Close to a fifth (19%) of takeaway restaurants have been forced to close early over the last three months due to supply chain issues, while 18% have had to do so because of low staffing levels, a Deliveroo survey has found.
Supply chain issues are causing “widespread problems across restaurant operations” the food delivery platform said, with more than half of restaurants polled reporting they have had to remove items from menus due to lack of availability.
Nearly half of the 350 small and independent restaurant partners said they have had to put up prices, the knock-on effect of 89% of them having seen wholesale costs increase.
Supply chain difficulties is just one of the “twin pressures” facing restaurant owners, said Deliveroo UK’s chief business officer Carlo Mocci, the other being staff shortages.
Nearly two-thirds of partner restaurants reported being understaffed, and “the problem is becoming more acute” Deliveroo said, with 30% of respondents saying they have fewer staff than six months ago.
The overwhelming majority (79%) described recruiting more staff over the past three months as “challenging”. Restaurants are also having to increase salaries across a range of jobs to attract staff, with 90% raising the wage levels of chefs.
As a result of the shortages, two in five restaurants surveyed have been forced to change operations, such as by rejecting bookings or limiting opening hours.
Mocci said Deliveroo was backing UKHospitality’s campaign calling for the government to commit to a permanent 12.5% rate of VAT for hospitality.
“Restaurants are a vibrant part of our local communities and critical to the economic recovery, so no-one wants to see them forced to turn away dine-in customers.
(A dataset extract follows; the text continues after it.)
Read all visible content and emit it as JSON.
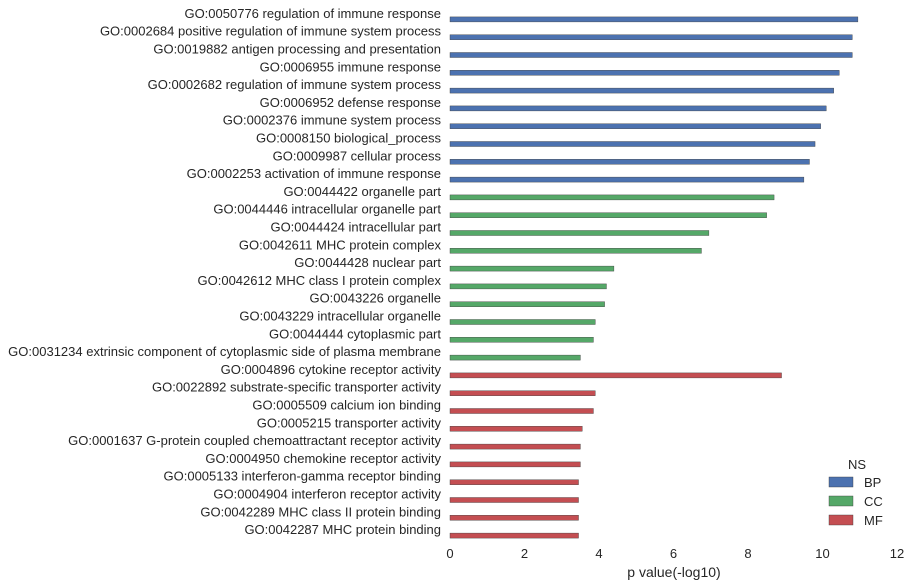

Making the VAT cut permanent for hospitality will go a long way in easing the financial burden, protecting jobs and livelihoods,” he said.
The VAT rate on restaurants as well as pubs, holiday accommodation and attractions was temporarily dropped to 5% last summer at the height of the pandemic. In October it rose to 12.5%, and is due to return to the pre-pandemic level of 20% in April next year.
UKHospitality and other trade bodies affected are calling for the current 12.5% rate to be maintained.
“With fragile consumer confidence further damaged by the impact of the new Omicron variant, at the start of what should have been a key trading period for the sector, on top of ever-rising costs, chronic staff shortages and ongoing supply chain issues, the government needs to act to support hospitality businesses,” said UKHospitality CEO Kate Nicholls.
“The best option for the government would be to retain the 12.5% VAT rate for hospitality and tourism, to allow businesses to invest in staff and skills, keep trading back to prosperity, helping the wider national recovery and keep prices affordable for consumers,” she added.